Elsevier

Clinical Biochemistry

Volume 25, Issue 3, June 1992, Pages 223-234
Clinical Biochemistry

Autoantibody specificity in drug-induced lupus and neutrophil-mediated metabolism of lupus-inducing drugs

https://doi.org/10.1016/0009-9120(92)90354-UGet rights and content

A long-term side effect of therapy with a variety of drugs is a syndrome resembling the idiopathic autoimmune disease, systemic lupus erythematosus. Essentially all patients with drug-induced lupus display autoantibodies to nuclear histone components whose specificity appears to be related to the higher order structure of histones existing in chromatin. IgG antibodies to H1 and the (H2A-H2B)—DNA complex were observed in most patients with lupus induced by procainamide, hydralazine, and quinidine, whereas the H3-H4 tetramer, comprising half the mass of the nucleosome core particle, was largely nonantigenic. IgM antibodies to (H2A-H2B)-containing chromatin subunits were common also. IgM reactivity was observed with the DNA-free H3-H4 tetramer and with H1, especially in hydralazine-induced lupus. These results suggest that IgM antihistone antibodies may result from autoimmunization with a nonnative form of chromatin, whereas IgG antibodies may be selected for reactivity with H1 and a native form of the (H2A-H2B)-DNA subunit of the nucleosome.

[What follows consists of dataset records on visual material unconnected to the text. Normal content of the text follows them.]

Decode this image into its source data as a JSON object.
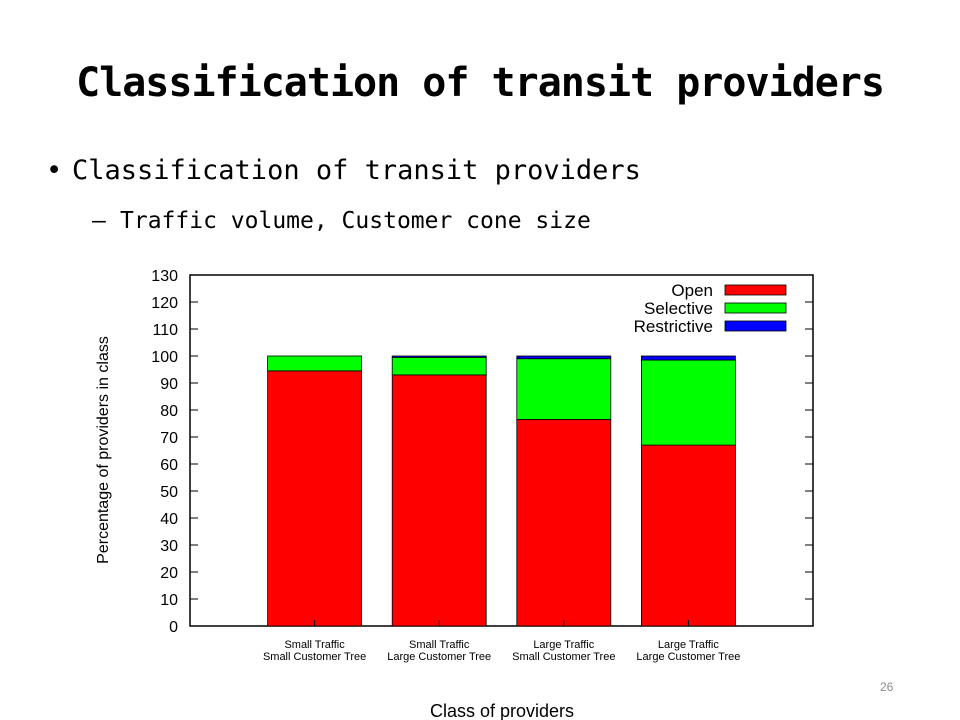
{
  "slide": {
    "title": "Classification of transit providers",
    "bullet": "Classification of transit providers",
    "sub_bullet": "Traffic volume, Customer cone size",
    "page_number": "26"
  },
  "chart_data": {
    "type": "bar",
    "stacked": true,
    "categories": [
      [
        "Small Traffic",
        "Small Customer Tree"
      ],
      [
        "Small Traffic",
        "Large Customer Tree"
      ],
      [
        "Large Traffic",
        "Small Customer Tree"
      ],
      [
        "Large Traffic",
        "Large Customer Tree"
      ]
    ],
    "series": [
      {
        "name": "Open",
        "color": "#ff0000",
        "values": [
          94.5,
          93,
          76.5,
          67
        ]
      },
      {
        "name": "Selective",
        "color": "#00ff00",
        "values": [
          5.5,
          6.5,
          22.5,
          31.5
        ]
      },
      {
        "name": "Restrictive",
        "color": "#0000ff",
        "values": [
          0,
          0.5,
          1,
          1.5
        ]
      }
    ],
    "xlabel": "Class of providers",
    "ylabel": "Percentage of providers in class",
    "ylim": [
      0,
      130
    ],
    "yticks": [
      0,
      10,
      20,
      30,
      40,
      50,
      60,
      70,
      80,
      90,
      100,
      110,
      120,
      130
    ],
    "grid": false,
    "legend_position": "top-right"
  }
}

The chemical basis for induction of autoimmunity by drugs is unclear because lupus-inducing drugs do not have a common structural feature or biological activity nor are they capable of specific reactions with histones, the principal target antigen. However, in the presence of activated neutrophils, procainamide is transformed metabolically to the cytotoxic procainamide—hydroxylamine. Mixing experiments and cell-free studies demonstrated that procainamide was cooxidized with H2O2 by myeloperoxidase released when neutrophils undergo the respiratory burst and degranulation reactions. Preliminary results indicate other lupus-inducing drugs are also biotransformed by this mechanism suggesting that a common denominator linking these drugs may be the capacity to be oxidized to reactive metabolites by the action of activated phagocytic cells.